Epav
Quelques temps plus tard, j'ai regretté mon choix.
Les humains me regardaient de haut, car si l'ancien moi était humain et donc fréquentable, le nouveau n'était qu'un robot. Un misérable robot, un "sauvage", quelqu'un de "dangereux".
Les robots me méprisaient, pour les raisons inverses. Je ne pensais pas qu'ils pouvaient savoir que j'étais humain auparavant, mais mon nom par défaut me désignait comme nouveau. J'étais un robot par défaut. Donc un humain, un pourri, un raciste. Comme les autres.

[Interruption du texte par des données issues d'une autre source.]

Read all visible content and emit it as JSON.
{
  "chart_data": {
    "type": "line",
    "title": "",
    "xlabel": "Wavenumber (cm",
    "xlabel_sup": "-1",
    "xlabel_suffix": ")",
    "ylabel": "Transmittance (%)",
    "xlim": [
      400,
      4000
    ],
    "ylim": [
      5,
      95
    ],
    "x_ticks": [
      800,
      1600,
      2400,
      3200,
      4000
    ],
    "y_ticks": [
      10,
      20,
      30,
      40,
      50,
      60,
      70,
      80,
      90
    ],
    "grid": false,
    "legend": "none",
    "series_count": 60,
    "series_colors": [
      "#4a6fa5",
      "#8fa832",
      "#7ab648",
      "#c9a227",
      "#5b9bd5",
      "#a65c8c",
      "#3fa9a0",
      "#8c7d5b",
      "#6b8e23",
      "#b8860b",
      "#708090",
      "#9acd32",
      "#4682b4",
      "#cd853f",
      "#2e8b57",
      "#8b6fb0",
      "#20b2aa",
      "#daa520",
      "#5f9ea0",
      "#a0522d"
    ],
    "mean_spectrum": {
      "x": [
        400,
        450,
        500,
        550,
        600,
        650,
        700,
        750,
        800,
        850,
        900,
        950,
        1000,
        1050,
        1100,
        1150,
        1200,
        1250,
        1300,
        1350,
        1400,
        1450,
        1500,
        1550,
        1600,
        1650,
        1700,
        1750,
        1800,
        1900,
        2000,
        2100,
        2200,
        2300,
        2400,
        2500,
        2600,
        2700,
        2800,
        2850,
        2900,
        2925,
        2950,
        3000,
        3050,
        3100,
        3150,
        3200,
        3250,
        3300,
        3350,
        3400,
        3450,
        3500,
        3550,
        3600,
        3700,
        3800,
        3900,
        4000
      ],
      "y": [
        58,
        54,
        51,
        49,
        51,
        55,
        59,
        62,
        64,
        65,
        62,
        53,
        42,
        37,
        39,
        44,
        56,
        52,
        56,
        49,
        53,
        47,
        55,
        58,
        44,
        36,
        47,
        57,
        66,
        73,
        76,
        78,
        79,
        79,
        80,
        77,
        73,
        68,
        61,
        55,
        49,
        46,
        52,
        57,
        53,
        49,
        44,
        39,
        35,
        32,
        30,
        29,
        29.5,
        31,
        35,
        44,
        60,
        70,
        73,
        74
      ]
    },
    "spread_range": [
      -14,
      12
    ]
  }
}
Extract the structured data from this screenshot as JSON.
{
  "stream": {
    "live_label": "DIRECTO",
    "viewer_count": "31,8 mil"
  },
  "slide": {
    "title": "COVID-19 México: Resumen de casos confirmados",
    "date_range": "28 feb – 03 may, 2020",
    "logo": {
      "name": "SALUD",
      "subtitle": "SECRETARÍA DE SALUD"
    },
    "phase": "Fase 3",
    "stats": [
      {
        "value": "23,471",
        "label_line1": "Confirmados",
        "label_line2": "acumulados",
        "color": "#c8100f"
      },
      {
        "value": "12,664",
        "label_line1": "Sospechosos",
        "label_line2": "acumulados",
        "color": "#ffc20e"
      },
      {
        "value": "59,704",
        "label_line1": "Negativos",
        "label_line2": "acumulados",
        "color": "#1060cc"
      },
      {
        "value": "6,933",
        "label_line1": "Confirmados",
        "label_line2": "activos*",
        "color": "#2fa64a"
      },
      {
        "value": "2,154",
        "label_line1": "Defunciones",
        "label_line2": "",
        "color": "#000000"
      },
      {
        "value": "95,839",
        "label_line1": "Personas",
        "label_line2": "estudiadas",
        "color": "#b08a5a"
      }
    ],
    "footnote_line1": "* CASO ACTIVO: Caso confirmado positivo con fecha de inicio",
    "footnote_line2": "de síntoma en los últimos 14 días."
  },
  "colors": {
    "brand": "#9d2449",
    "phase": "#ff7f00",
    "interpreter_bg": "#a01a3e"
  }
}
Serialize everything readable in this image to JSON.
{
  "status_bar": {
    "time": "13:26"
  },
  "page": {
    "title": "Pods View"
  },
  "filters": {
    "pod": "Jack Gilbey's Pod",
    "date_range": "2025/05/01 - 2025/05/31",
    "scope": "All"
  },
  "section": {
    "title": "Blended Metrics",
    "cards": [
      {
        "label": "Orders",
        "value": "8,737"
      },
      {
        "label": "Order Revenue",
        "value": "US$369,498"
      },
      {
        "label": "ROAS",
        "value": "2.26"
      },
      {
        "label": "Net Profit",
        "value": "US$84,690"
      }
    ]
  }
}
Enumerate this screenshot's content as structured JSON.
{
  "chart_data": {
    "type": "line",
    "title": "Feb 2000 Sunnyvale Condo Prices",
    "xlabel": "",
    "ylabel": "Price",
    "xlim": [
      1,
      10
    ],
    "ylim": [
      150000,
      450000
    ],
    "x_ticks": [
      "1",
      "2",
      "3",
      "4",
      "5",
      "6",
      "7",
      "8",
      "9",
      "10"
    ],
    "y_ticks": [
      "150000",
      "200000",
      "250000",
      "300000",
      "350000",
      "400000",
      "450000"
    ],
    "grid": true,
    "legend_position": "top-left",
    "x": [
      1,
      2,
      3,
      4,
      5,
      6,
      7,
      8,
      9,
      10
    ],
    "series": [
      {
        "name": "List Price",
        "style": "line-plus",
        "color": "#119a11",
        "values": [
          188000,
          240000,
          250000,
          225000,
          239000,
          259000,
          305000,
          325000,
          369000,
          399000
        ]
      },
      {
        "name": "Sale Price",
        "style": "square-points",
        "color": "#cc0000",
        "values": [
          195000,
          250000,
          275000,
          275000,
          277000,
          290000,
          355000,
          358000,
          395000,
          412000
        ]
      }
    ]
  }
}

J'étais un traître aux deux camps, un exclu de la société, sans nom, sans identité. Alors petit à petit je devins le bouc émissaire de plusieurs groupes. Une guerre sans fin qui opposait androïdes et humains au sein de l'école de médecine, sans cesse relancée par quelque action lancée par l'une ou l'autre partie.
Ils se servirent de moi pour faire passer les messages. Les humains m'attendaient au coin des bâtiments pour se jeter sur moi et m'immobiliser. Ils me frappaient sans retenue, considérant que je n'étais de toute façon qu'un "sale robot insensible". Il ne me relâchaient qu'au dernier moment, juste avant de rentrer en amphithéâtre, avec pour mission de transmettre leur haine aux "abominations numériques".
Les robots quand à eux ne s'abaissaient pas aux précaires passage à tabac. Ils préféraient de loin pirater mes réseaux neuronaux encore fragiles pour y insuffler les pires sentiments. Maintes fois ils me poussèrent au bord du gouffre, pour me retenir de justesse au dernier moment. Alors seulement ils me donnaient le message à faire passer aux "racistes" de mon "genre", de mon "espèce".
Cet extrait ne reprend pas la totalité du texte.